5. Les stipulations de l'accord franco-algérien du 27 décembre 1968 régissent d'une manière complète les conditions dans lesquelles les ressortissants algériens peuvent être admis à séjourner en France et y exercer une activité professionnelle, les règles concernant la nature des titres de séjour qui peuvent leur être délivrés, ainsi que les conditions dans lesquelles leurs conjoints et leurs enfants mineurs peuvent s'installer en France. Portant sur la délivrance des catégories de cartes de séjour temporaire prévues par les dispositions auxquelles il renvoie, l'article L. 435-1 du code de l'entrée et du séjour des étrangers et du droit d'asile est relatif aux conditions dans lesquelles les étrangers peuvent être admis à séjourner en France soit au titre d'une activité salariée, soit au titre de la vie familiale. Dès lors que ces conditions sont régies de manière exclusive par l'accord franco-algérien du 27 décembre 1968, un ressortissant algérien ne peut utilement invoquer les dispositions de cet article à l'appui d'une demande d'admission au séjour sur le territoire national. Toutefois, si l'accord franco-algérien ne prévoit pas, pour sa part, de semblables modalités d'admission exceptionnelle au séjour, ses stipulations n'interdisent pas au préfet de délivrer un certificat de résidence à un ressortissant algérien qui ne remplit pas l'ensemble des conditions auxquelles est subordonnée sa délivrance de plein droit. Il appartient au préfet, dans l'exercice du pouvoir discrétionnaire dont il dispose sur ce point, d'apprécier, compte tenu de l'ensemble des éléments de la situation personnelle de l'intéressé, l'opportunité d'une mesure de régularisation.
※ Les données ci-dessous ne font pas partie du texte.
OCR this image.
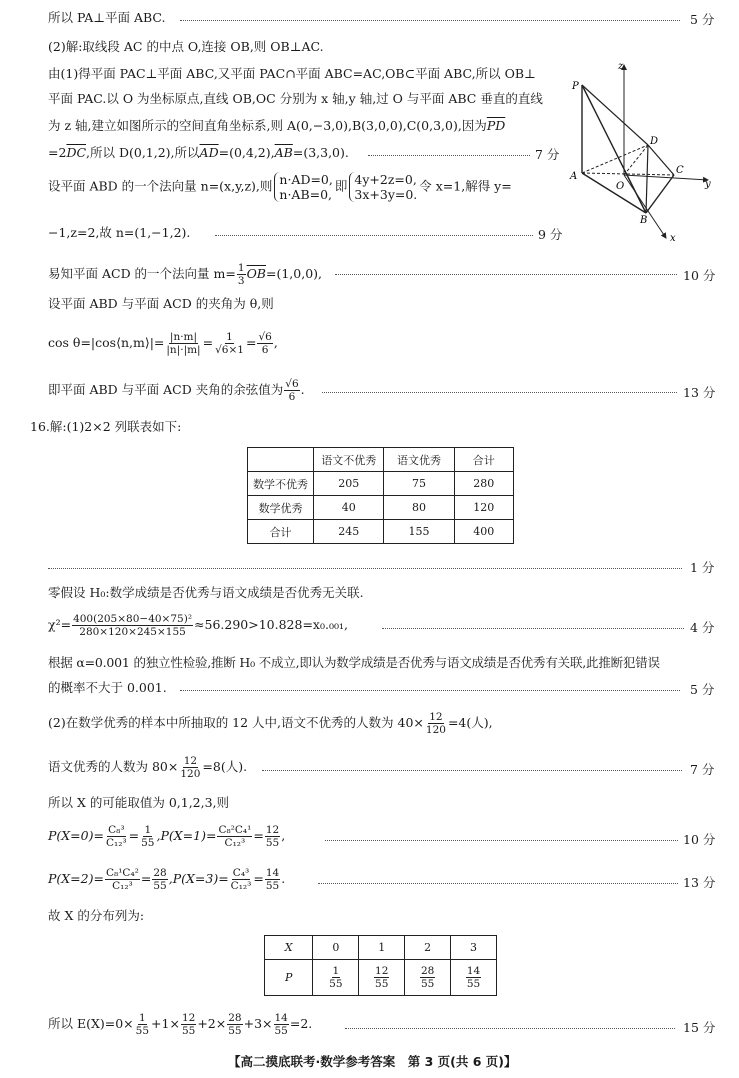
所以 PA⊥平面 ABC.	5 分
(2)解:取线段 AC 的中点 O,连接 OB,则 OB⊥AC.
由(1)得平面 PAC⊥平面 ABC,又平面 PAC∩平面 ABC=AC,OB⊂平面 ABC,所以 OB⊥
平面 PAC.以 O 为坐标原点,直线 OB,OC 分别为 x 轴,y 轴,过 O 与平面 ABC 垂直的直线
为 z 轴,建立如图所示的空间直角坐标系,则 A(0,−3,0),B(3,0,0),C(0,3,0),因为$\overline{PD}$
$=2\overline{DC}$,所以 D(0,1,2),所以$\overline{AD}=(0,4,2),\overline{AB}=(3,3,0)$.	7 分
设平面 ABD 的一个法向量 n=(x,y,z),则 n·AD=0,
n·AB=0,
即 4y+2z=0,
3x+3y=0.
令 x=1,解得 y=
−1,z=2,故 n=(1,−1,2).	9 分
P
z
D
A
O
C
y
B
x
易知平面 ACD 的一个法向量 $m= \frac{1}{3} \overline{OB}=(1,0,0)$,	10 分
设平面 ABD 与平面 ACD 的夹角为 θ,则
cos θ=|cos⟨n,m⟩|= $\frac{|n\cdot m|}{|n|\cdot|m|} = \frac{1}{√6\times 1} = \frac{√6}{6}$ ,
即平面 ABD 与平面 ACD 夹角的余弦值为 $\frac{√6}{6}$ .	13 分
16.解:(1)2×2 列联表如下:
	语文不优秀	语文优秀	合计
数学不优秀	205	75	280
数学优秀	40	80	120
合计	245	155	400
1 分
零假设 H₀:数学成绩是否优秀与语文成绩是否优秀无关联.
$\chi^2= \frac{\text{400(205×80−40×75)²}}{280\times 120\times 245\times 155} \approx 56.290>10.828=x_0._{001}$,	4 分
根据 α=0.001 的独立性检验,推断 H₀ 不成立,即认为数学成绩是否优秀与语文成绩是否优秀有关联,此推断犯错误
的概率不大于 0.001.	5 分
(2)在数学优秀的样本中所抽取的 12 人中,语文不优秀的人数为 $40\times \frac{12}{120} =4$(人),
语文优秀的人数为 $80\times \frac{12}{120} =8$(人).	7 分
所以 X 的可能取值为 0,1,2,3,则
$P(X=0)= \frac{\text{C₈³}}{\text{C₁₂³}} = \frac{1}{55} ,P(X=1)= \frac{\text{C₈²C₄¹}}{\text{C₁₂³}} = \frac{12}{55}$ ,	10 分
$P(X=2)= \frac{\text{C₈¹C₄²}}{\text{C₁₂³}} = \frac{28}{55} ,P(X=3)= \frac{\text{C₄³}}{\text{C₁₂³}} = \frac{14}{55}$ .	13 分
故 X 的分布列为:
X	0	1	2	3
P	$\frac{1}{55}$	$\frac{12}{55}$	$\frac{28}{55}$	$\frac{14}{55}$
所以 $E(X)=0\times \frac{1}{55} +1\times \frac{12}{55} +2\times \frac{28}{55} +3\times \frac{14}{55} =2$.	15 分
【高二摸底联考·数学参考答案　第 3 页(共 6 页)】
6. Il est constant que M. A a exercé une activité professionnelle en France entre 2019 et 2022, notamment en qualité de technicien fibre optique pour le compte de la société Idcâble. Il ne conteste pas sérieusement avoir utilisé une fausse carte d'identité italienne en vue de son recrutement. Par ailleurs, célibataire et sans charge de famille, le requérant n'est pas dépourvu d'attaches familiales dans son pays d'origine où résident ses parents et où lui-même a vécu au moins jusqu'à l'âge de vingt-deux ans. Au vu de l'ensemble de la situation de M. A, et nonobstant la durée de son séjour en France, le préfet des Yvelines n'a pas commis d'erreur manifeste d'appréciation dans l'exercice de son pouvoir discrétionnaire de régularisation en refusant son admission exceptionnelle au séjour.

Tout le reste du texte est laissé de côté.